Note-se que, a partir dessa linha de raciocínio, mercadorias e dinheiro já não são mais as categorias mais simples do modo de produção capitalista, mas da produção mercantil. Como destaca Brentel, Engels entende a lei do valor da referida “produção simples de mercadorias” no sentido de “um comércio de permuta realmente pré-monetário, em que os atos de troca são mais ou menos diretamente orientados pela quantidade de trabalho” (BRENTEL, 1989, p. 144). Por isso mesmo, não é mera casualidade que, ao deslocar a forma-valor para o período pré-capitalista, esse tipo de leitura apareça como o principal adversário de Backhaus em sua tentativa de reconstrução da crítica da economia política.
Ainda assim, o “historicismo” de Engels não constitui a única fonte que alimenta as reflexões do aluno de Adorno. Diante das exposições mais ou menos fragmentárias de Marx e das variações na exposição da forma-valor[12], Backhaus não hesita dizer: “resta, portanto, um desideratum urgente da pesquisa marxista em reconstruir por inteiro a teoria do valor” (BACKHAUS, 1997, p. 42 – destaque meu). Este é o solo em que a distinção entre a “leitura lógica” e a “leitura histórica” se enraizará.
II. Marx contra Marx: o canto do cisne da reconstrução categorial
Em se tratando dos debates que ocorreram em solo alemão na década de 1970, a assim chamada “reconstrução da crítica da economia política” possui um sentido bastante preciso. Trata-se do pressuposto de que entre os diversos textos de Marx existiria um discurso unitário e correto que, por sua vez, permitiria uma reconstrução apta a tanto afastar as interpretações equivocadas da teoria marxiana como reverter seu processo de popularização (HEINRICH, 2017, p. 16).

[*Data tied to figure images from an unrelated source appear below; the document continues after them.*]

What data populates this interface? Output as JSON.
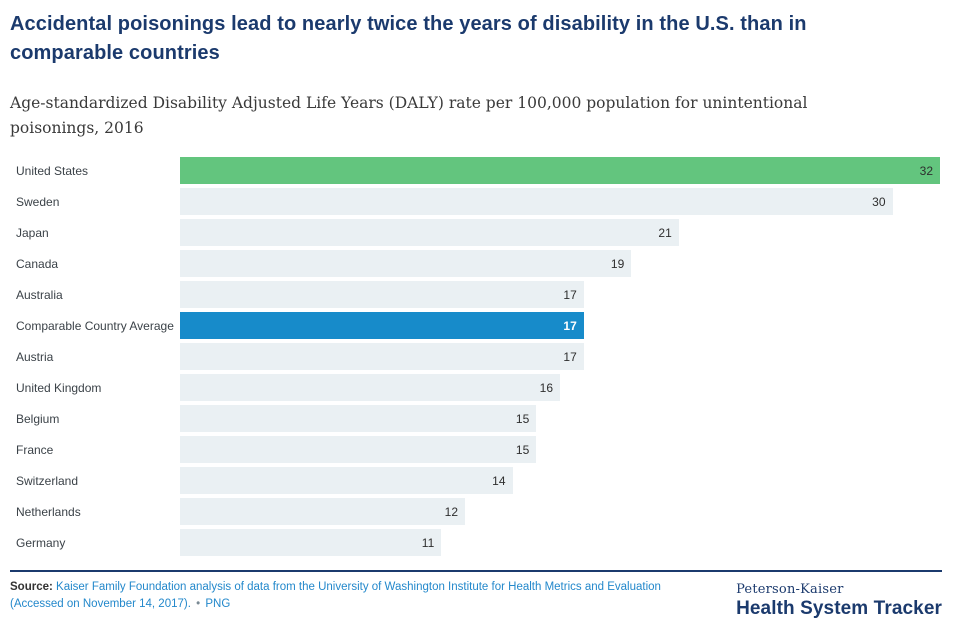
{
  "theme": {
    "brand_navy": "#1b3a6d",
    "link_blue": "#2388cb",
    "text_dark": "#3b4248"
  },
  "header": {
    "title": "Accidental poisonings lead to nearly twice the years of disability in the U.S. than in comparable countries",
    "subtitle": "Age-standardized Disability Adjusted Life Years (DALY) rate per 100,000 population for unintentional poisonings, 2016"
  },
  "chart_data": {
    "type": "bar",
    "orientation": "horizontal",
    "title": "Accidental poisonings lead to nearly twice the years of disability in the U.S. than in comparable countries",
    "subtitle": "Age-standardized Disability Adjusted Life Years (DALY) rate per 100,000 population for unintentional poisonings, 2016",
    "categories": [
      "United States",
      "Sweden",
      "Japan",
      "Canada",
      "Australia",
      "Comparable Country Average",
      "Austria",
      "United Kingdom",
      "Belgium",
      "France",
      "Switzerland",
      "Netherlands",
      "Germany"
    ],
    "values": [
      32,
      30,
      21,
      19,
      17,
      17,
      17,
      16,
      15,
      15,
      14,
      12,
      11
    ],
    "entries": [
      {
        "country": "United States",
        "value": 32,
        "style": "us"
      },
      {
        "country": "Sweden",
        "value": 30,
        "style": "default"
      },
      {
        "country": "Japan",
        "value": 21,
        "style": "default"
      },
      {
        "country": "Canada",
        "value": 19,
        "style": "default"
      },
      {
        "country": "Australia",
        "value": 17,
        "style": "default"
      },
      {
        "country": "Comparable Country Average",
        "value": 17,
        "style": "average"
      },
      {
        "country": "Austria",
        "value": 17,
        "style": "default"
      },
      {
        "country": "United Kingdom",
        "value": 16,
        "style": "default"
      },
      {
        "country": "Belgium",
        "value": 15,
        "style": "default"
      },
      {
        "country": "France",
        "value": 15,
        "style": "default"
      },
      {
        "country": "Switzerland",
        "value": 14,
        "style": "default"
      },
      {
        "country": "Netherlands",
        "value": 12,
        "style": "default"
      },
      {
        "country": "Germany",
        "value": 11,
        "style": "default"
      }
    ],
    "xlim": [
      0,
      32
    ],
    "value_labels": "inside-end",
    "grid": false,
    "legend": false,
    "colors": {
      "bar_us": "#63c57e",
      "bar_average": "#178bca",
      "bar_default": "#eaf0f3",
      "value_text": "#2e2e2e",
      "value_text_on_average": "#ffffff"
    }
  },
  "footer": {
    "source_label": "Source:",
    "source_link": "Kaiser Family Foundation analysis of data from the University of Washington Institute for Health Metrics and Evaluation (Accessed on November 14, 2017).",
    "separator": "•",
    "png_link": "PNG",
    "logo_top": "Peterson-Kaiser",
    "logo_bottom": "Health System Tracker"
  }
}
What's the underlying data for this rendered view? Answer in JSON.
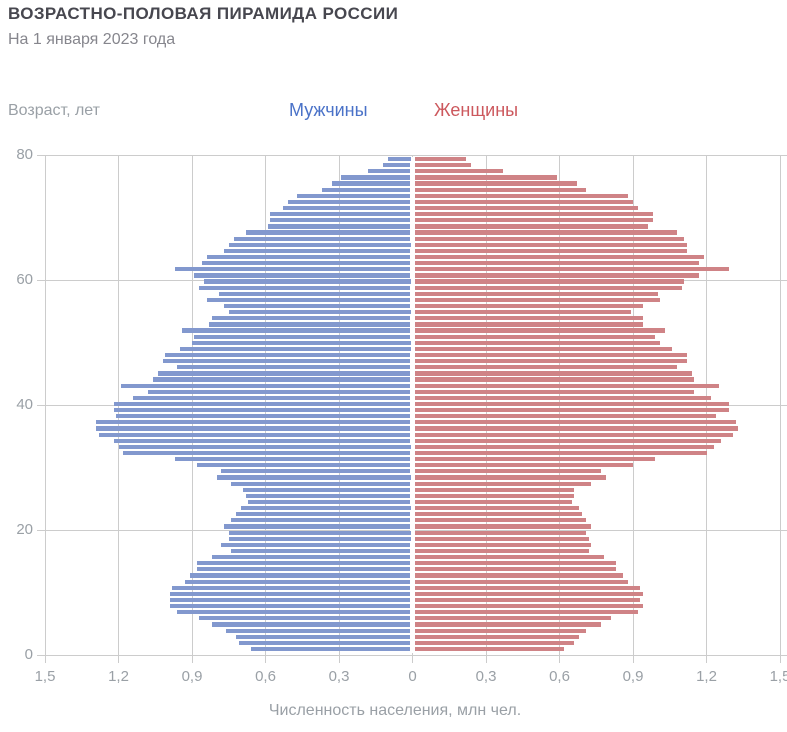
{
  "header": {
    "title": "ВОЗРАСТНО-ПОЛОВАЯ ПИРАМИДА РОССИИ",
    "subtitle": "На 1 января 2023 года"
  },
  "legend": {
    "male": "Мужчины",
    "female": "Женщины"
  },
  "axes": {
    "y_label": "Возраст, лет",
    "x_label": "Численность населения, млн чел.",
    "y_ticks": [
      "80",
      "60",
      "40",
      "20",
      "0"
    ],
    "x_ticks": [
      "1,5",
      "1,2",
      "0,9",
      "0,6",
      "0,3",
      "0",
      "0,3",
      "0,6",
      "0,9",
      "1,2",
      "1,5"
    ]
  },
  "colors": {
    "male_bar": "#8298ce",
    "female_bar": "#cf8386",
    "male_legend_text": "#4a72c8",
    "female_legend_text": "#cc585d",
    "gridline": "#cccccc",
    "axis_text": "#9aa0a6",
    "title_text": "#47474f",
    "subtitle_text": "#86868d"
  },
  "chart_data": {
    "type": "bar",
    "subtype": "population-pyramid",
    "title": "ВОЗРАСТНО-ПОЛОВАЯ ПИРАМИДА РОССИИ",
    "subtitle": "На 1 января 2023 года",
    "xlabel": "Численность населения, млн чел.",
    "ylabel": "Возраст, лет",
    "x_range_millions": [
      -1.5,
      1.5
    ],
    "x_tick_step_millions": 0.3,
    "age_min": 0,
    "age_max": 80,
    "y_tick_step_years": 20,
    "grid": true,
    "legend_position": "top-center",
    "units": "million people",
    "series": [
      {
        "name": "Мужчины",
        "side": "left",
        "color": "#8298ce",
        "values_by_age_0_to_80": [
          0.66,
          0.71,
          0.72,
          0.76,
          0.82,
          0.87,
          0.96,
          0.99,
          0.99,
          0.99,
          0.98,
          0.93,
          0.91,
          0.88,
          0.88,
          0.82,
          0.74,
          0.78,
          0.75,
          0.75,
          0.77,
          0.74,
          0.72,
          0.7,
          0.67,
          0.68,
          0.69,
          0.74,
          0.8,
          0.78,
          0.88,
          0.97,
          1.18,
          1.2,
          1.22,
          1.28,
          1.29,
          1.29,
          1.21,
          1.22,
          1.22,
          1.14,
          1.08,
          1.19,
          1.06,
          1.04,
          0.96,
          1.02,
          1.01,
          0.95,
          0.9,
          0.89,
          0.94,
          0.83,
          0.82,
          0.75,
          0.77,
          0.84,
          0.79,
          0.87,
          0.85,
          0.89,
          0.97,
          0.86,
          0.84,
          0.77,
          0.75,
          0.73,
          0.68,
          0.59,
          0.58,
          0.58,
          0.53,
          0.51,
          0.47,
          0.37,
          0.33,
          0.29,
          0.18,
          0.12,
          0.1
        ]
      },
      {
        "name": "Женщины",
        "side": "right",
        "color": "#cf8386",
        "values_by_age_0_to_80": [
          0.62,
          0.66,
          0.68,
          0.71,
          0.77,
          0.81,
          0.92,
          0.94,
          0.93,
          0.94,
          0.93,
          0.88,
          0.86,
          0.83,
          0.83,
          0.78,
          0.72,
          0.73,
          0.72,
          0.71,
          0.73,
          0.71,
          0.69,
          0.68,
          0.65,
          0.66,
          0.66,
          0.73,
          0.79,
          0.77,
          0.9,
          0.99,
          1.2,
          1.23,
          1.26,
          1.31,
          1.33,
          1.32,
          1.24,
          1.29,
          1.29,
          1.22,
          1.15,
          1.25,
          1.15,
          1.14,
          1.08,
          1.12,
          1.12,
          1.06,
          1.01,
          0.99,
          1.03,
          0.94,
          0.94,
          0.89,
          0.94,
          1.01,
          1.0,
          1.1,
          1.11,
          1.17,
          1.29,
          1.17,
          1.19,
          1.12,
          1.12,
          1.11,
          1.08,
          0.96,
          0.98,
          0.98,
          0.92,
          0.9,
          0.88,
          0.71,
          0.67,
          0.59,
          0.37,
          0.24,
          0.22
        ]
      }
    ]
  }
}
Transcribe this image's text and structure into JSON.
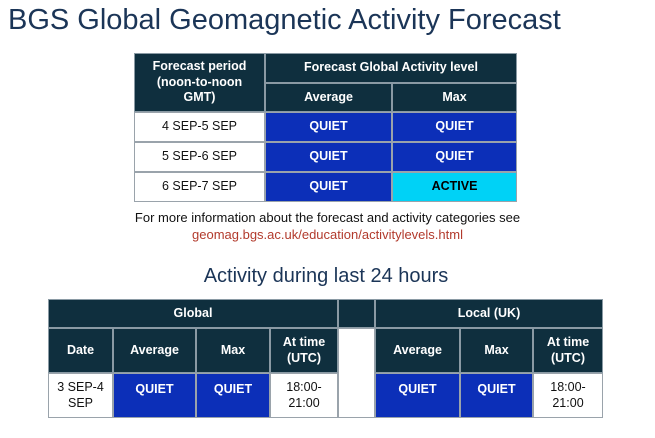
{
  "title": "BGS Global Geomagnetic Activity Forecast",
  "forecast_table": {
    "header": {
      "period": "Forecast period (noon-to-noon GMT)",
      "level": "Forecast Global Activity level",
      "average": "Average",
      "max": "Max"
    },
    "rows": [
      [
        "4 SEP-5 SEP",
        "QUIET",
        "QUIET"
      ],
      [
        "5 SEP-6 SEP",
        "QUIET",
        "QUIET"
      ],
      [
        "6 SEP-7 SEP",
        "QUIET",
        "ACTIVE"
      ]
    ]
  },
  "info": {
    "text": "For more information about the forecast and activity categories see",
    "link": "geomag.bgs.ac.uk/education/activitylevels.html"
  },
  "activity_title": "Activity during last 24 hours",
  "activity_table": {
    "groups": {
      "global": "Global",
      "local": "Local (UK)"
    },
    "columns": [
      "Date",
      "Average",
      "Max",
      "At time (UTC)",
      "Average",
      "Max",
      "At time (UTC)"
    ],
    "row": [
      "3 SEP-4 SEP",
      "QUIET",
      "QUIET",
      "18:00-21:00",
      "QUIET",
      "QUIET",
      "18:00-21:00"
    ]
  }
}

Essa hipótese tem como corolário a expectativa de que O capital seria a “obra final”, isto é, como se os manuscritos que compõem o projeto da crítica da economia política seguissem uma linha qualitativa ascendente entre os textos marxianos que culminasse na melhor e definitiva versão.
De modo geral, a principal referência dessa notória e recorrente expectativa remete aos trabalhos de Backhaus, notadamente em Dialética da forma-valor (1997), livro que reúne artigos que apresentam e desenvolvem o projeto de pesquisa do autor[13]. Como já salientado, o principal adversário da “leitura lógica” era a leitura historicista da crítica da economia política efetuada por Engels, principalmente no que diz respeito à tese da “produção simples de mercadorias”. Por tal razão, o importante aqui não é expor uma análise detalhada da obra de Backhaus, mas enfatizar como a mudança de postura desse autor em relação aos estudos históricos – e, consequentemente, uma reavaliação da contribuição de Engels – abre portas para a compreensão dos diversos níveis de abstração que compõem o estudo da reprodução social capitalista e seus respectivos limites, uma abertura que, como será destacado, não se deixa entrincheirar pela oposição lógico ou histórico.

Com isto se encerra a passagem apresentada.